The twice-as-vast area of the 5D Mark II’s sensor means more flexibility with more lenses, and more control over DOF. Yes, this includes the option to push it to a fetishistic extreme, but also the ability to achieve cinematic DOF with the slower stop of an affordable, flexible zoom lens. So Canon, if complaints about the 7D’s sensor size get annoying, you have no one to blame but yourself. It was you who hooked us on the glorious excess of affordable digital VistaVision filmmaking.
So now there’s a camera that, technically speaking, does everything better than my 5D Mark II. Better autofocus, more stills-per-second, better weather sealing, and better flash control.
But I don’t care. For stills, I’ll stick to my 5D Mark II. Eight-perf VistaVision, what stills folk think of as “full frame,” is the right sensor size for my kind of photography.
But APS-C, roughly the same as four-perf 35mm and what cinema folk consider full-frame, has been well-established as a wonderful size for filmmaking.
So you got me Canon.
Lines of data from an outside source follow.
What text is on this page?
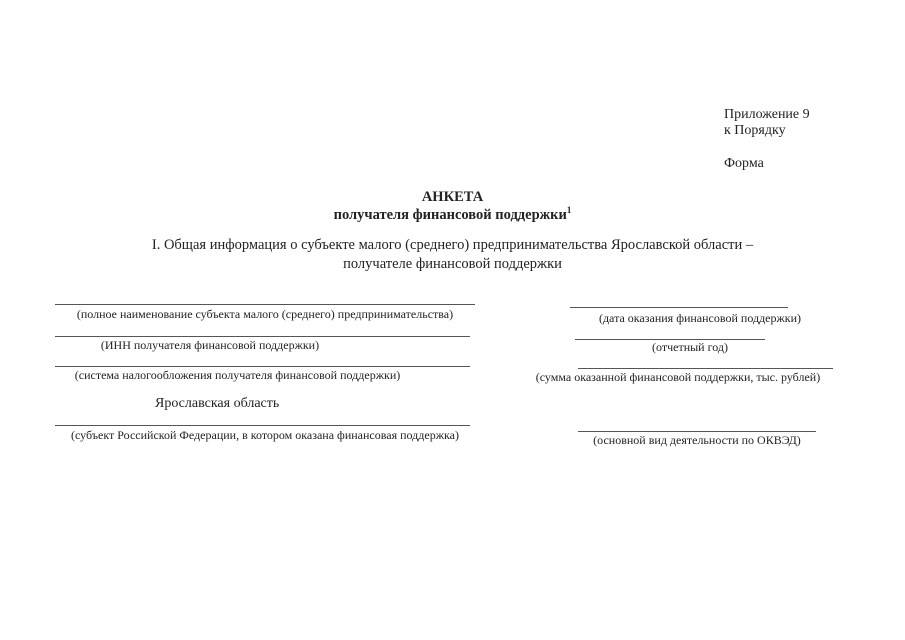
Приложение 9
к Порядку
Форма
АНКЕТА
получателя финансовой поддержки$^1$
I. Общая информация о субъекте малого (среднего) предпринимательства Ярославской области –
получателе финансовой поддержки
(полное наименование субъекта малого (среднего) предпринимательства)
(ИНН получателя финансовой поддержки)
(система налогообложения получателя финансовой поддержки)
Ярославская область
(субъект Российской Федерации, в котором оказана финансовая поддержка)
(дата оказания финансовой поддержки)
(отчетный год)
(сумма оказанной финансовой поддержки, тыс. рублей)
(основной вид деятельности по ОКВЭД)
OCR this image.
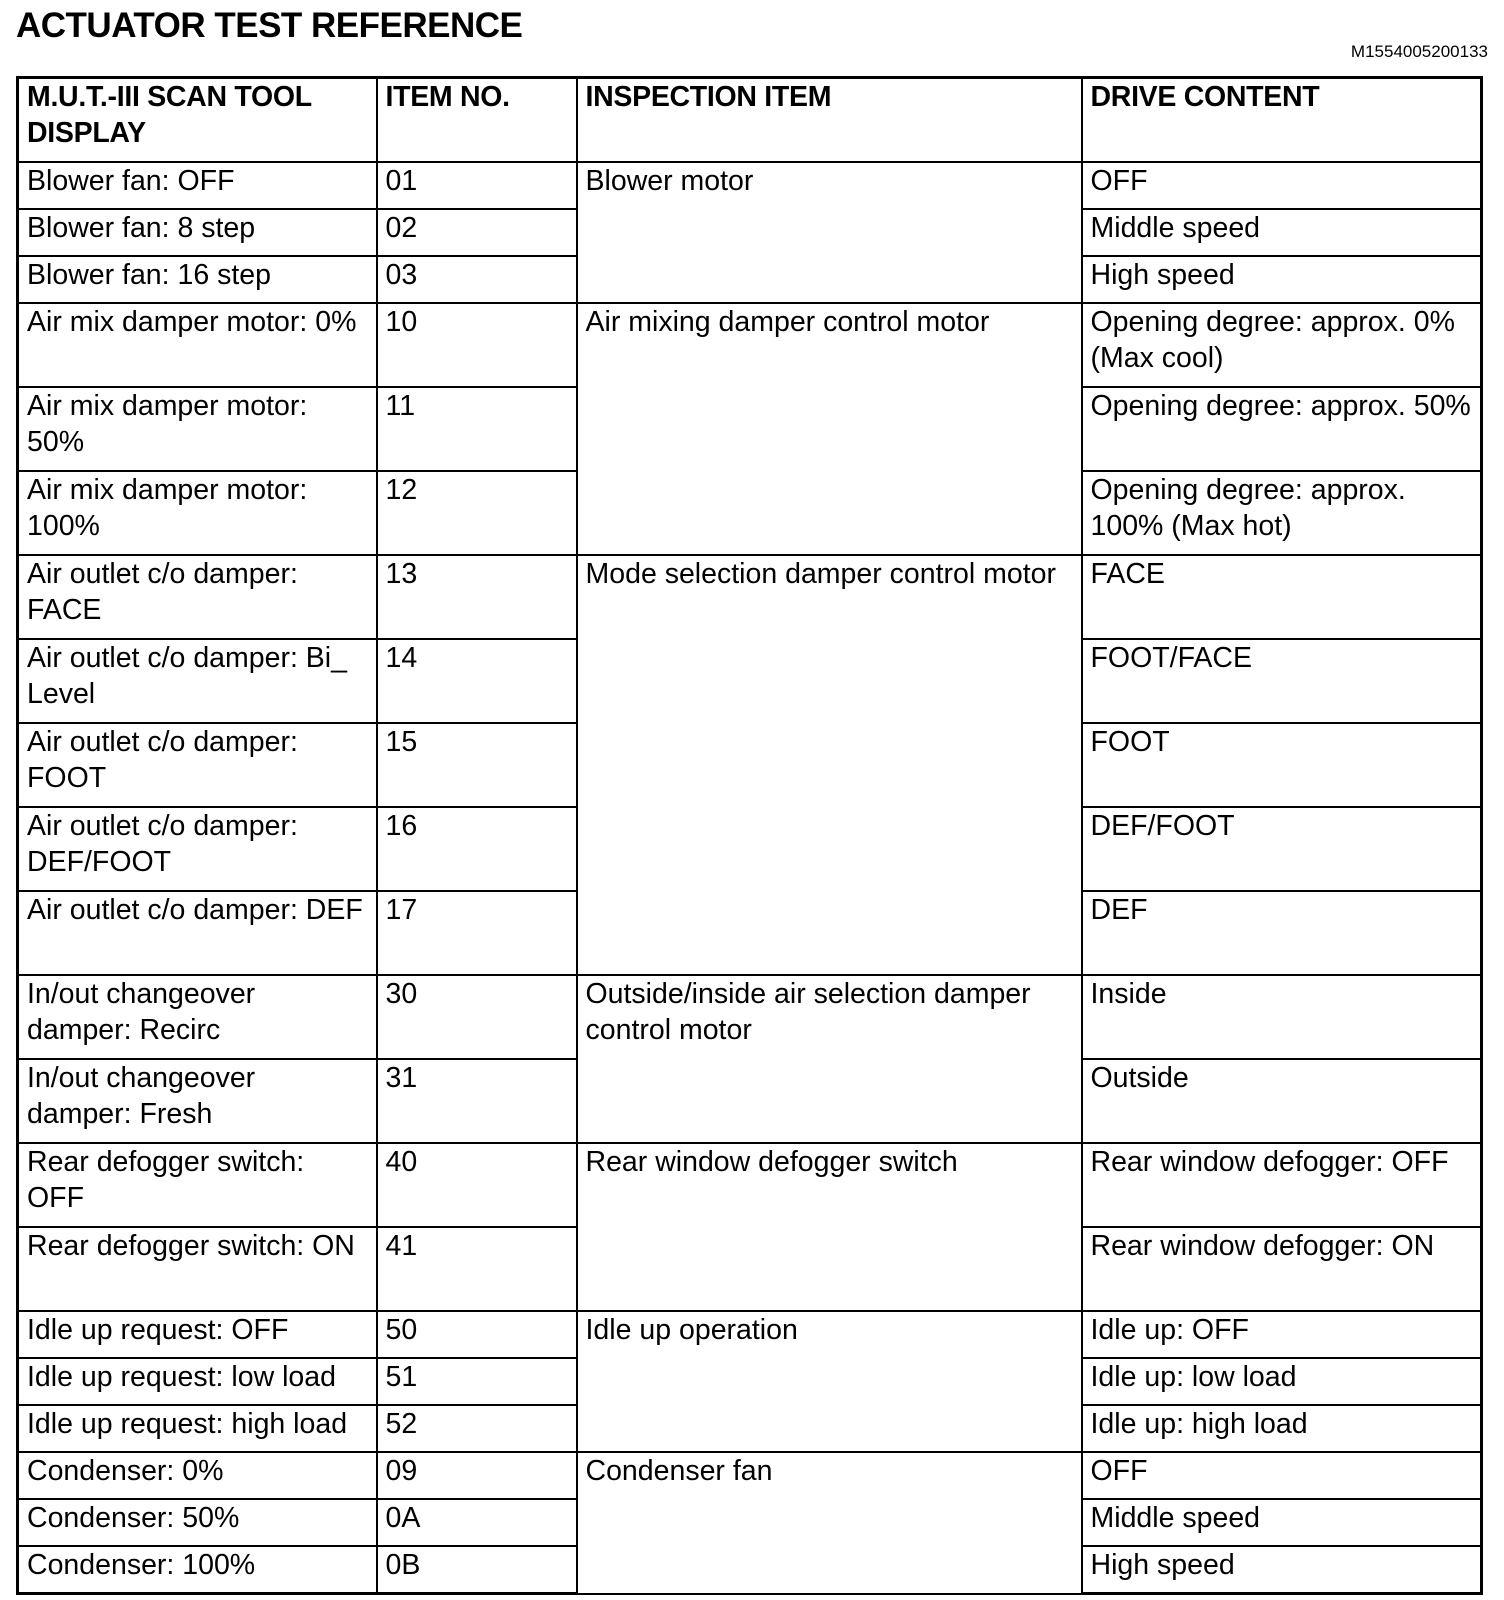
ACTUATOR TEST REFERENCE
M1554005200133
M.U.T.-III SCAN TOOL DISPLAY	ITEM NO.	INSPECTION ITEM	DRIVE CONTENT
Blower fan: OFF	01	Blower motor	OFF
Blower fan: 8 step	02		Middle speed
Blower fan: 16 step	03		High speed
Air mix damper motor: 0%	10	Air mixing damper control motor	Opening degree: approx. 0% (Max cool)
Air mix damper motor: 50%	11		Opening degree: approx. 50%
Air mix damper motor: 100%	12		Opening degree: approx. 100% (Max hot)
Air outlet c/o damper: FACE	13	Mode selection damper control motor	FACE
Air outlet c/o damper: Bi_ Level	14		FOOT/FACE
Air outlet c/o damper: FOOT	15		FOOT
Air outlet c/o damper: DEF/FOOT	16		DEF/FOOT
Air outlet c/o damper: DEF	17		DEF
In/out changeover damper: Recirc	30	Outside/inside air selection damper control motor	Inside
In/out changeover damper: Fresh	31		Outside
Rear defogger switch: OFF	40	Rear window defogger switch	Rear window defogger: OFF
Rear defogger switch: ON	41		Rear window defogger: ON
Idle up request: OFF	50	Idle up operation	Idle up: OFF
Idle up request: low load	51		Idle up: low load
Idle up request: high load	52		Idle up: high load
Condenser: 0%	09	Condenser fan	OFF
Condenser: 50%	0A		Middle speed
Condenser: 100%	0B		High speed
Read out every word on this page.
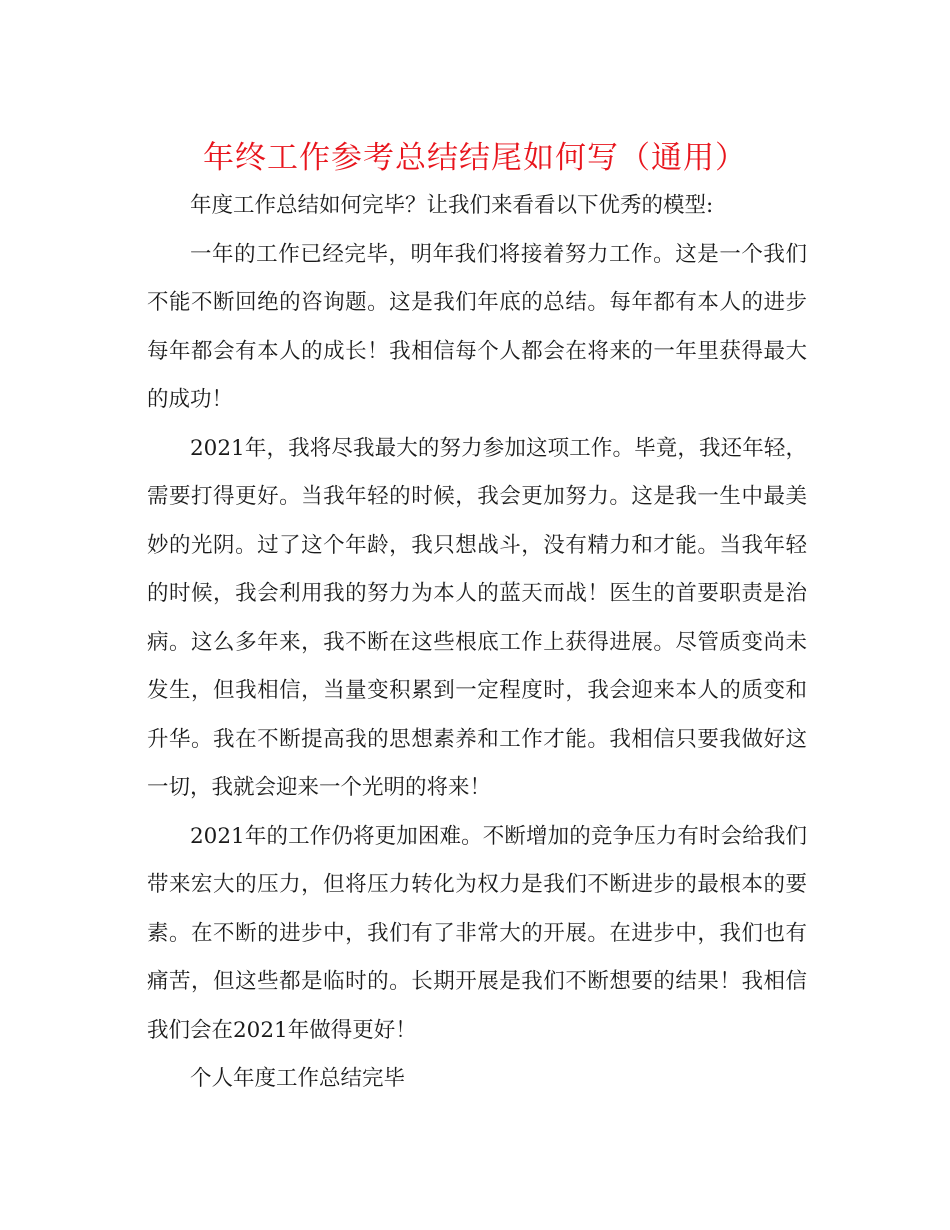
年终工作参考总结结尾如何写（通用）

年度工作总结如何完毕？让我们来看看以下优秀的模型:

一年的工作已经完毕，明年我们将接着努力工作。这是一个我们不能不断回绝的咨询题。这是我们年底的总结。每年都有本人的进步每年都会有本人的成长！我相信每个人都会在将来的一年里获得最大的成功！

2021年，我将尽我最大的努力参加这项工作。毕竟，我还年轻，需要打得更好。当我年轻的时候，我会更加努力。这是我一生中最美妙的光阴。过了这个年龄，我只想战斗，没有精力和才能。当我年轻的时候，我会利用我的努力为本人的蓝天而战！医生的首要职责是治病。这么多年来，我不断在这些根底工作上获得进展。尽管质变尚未发生，但我相信，当量变积累到一定程度时，我会迎来本人的质变和升华。我在不断提高我的思想素养和工作才能。我相信只要我做好这一切，我就会迎来一个光明的将来！

2021年的工作仍将更加困难。不断增加的竞争压力有时会给我们带来宏大的压力，但将压力转化为权力是我们不断进步的最根本的要素。在不断的进步中，我们有了非常大的开展。在进步中，我们也有痛苦，但这些都是临时的。长期开展是我们不断想要的结果！我相信我们会在2021年做得更好！

个人年度工作总结完毕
I’ll probably buy a 7D, and use it for nothing but video. I may have to switch up my lens shopping list, bumping up the 16–35 ahead of the 70–200. At least I can buy lenses that I can use with both my stills rig and my interchangeable lens, variable-frame-rate, Super 35(ish) sensor HD video camera.
That costs $1700.
And that’s the punch line: An interchangeable lens, variable-frame-rate, Super 35(ish) sensor HD video camera for $1700.
Canon, you’re gonna sell a bazillion of these. And you deserve to.
It’s tempting to project right past the 7D and imagine that maybe the rumored successor to the 1Ds line will capture all the new stills improvements of the 7D and combine them with a full-frame sensor. For a mere several thousand dollars you could have it all. Maybe. At some indeterminate time in the future.
Screw that. The 7D costs as much as a nice lens and it’s real.
If you can get your hands on one.
Do I still love my 5D Mark II? Absolutely.
Do I wish Canon would sprinkle it with magic 24p dust? Of course.
Is the 7D the perfect DV Rebel Camera? No. I still recommend a good, solid HD camcorder for filmmaking that doesn’t require fetishistic shallow depth of field. Which, FYI, is almost all filmmaking.
Has DSLR cinematography arrived?
As of today (and barring any unforeseen surprises), the answer is yes.
I sure did.
on 2009-09-01 19:16 by Stu
Chuck Westfall clarified the 7D’s frame rate options on the CML today:
The accurate video frame rates for the EOS 7D are stated correctly in the Canon USA press release: The 30p setting is actually 29.97 fps; 24p setting is actually 23.976 fps; and 25p setting is 25.00 fps. In the 720p and SD video modes, the accurate frame rates are as follows: The 50p setting is 50.00 fps and the 60p setting is 59.94 fps.
He’s right, the press release reads like this:
The EOS 7D Digital SLR camera will record Full HD at 1920 x 1080 pixels in selectable frame rates of 24p (23.976), 25p, or 30p (29.97); 720p HD recording at 50p or 60p (59.94) and SD video at frame rates of 50p or 60p (59.94).
I’ve revised my frame rate list above to match.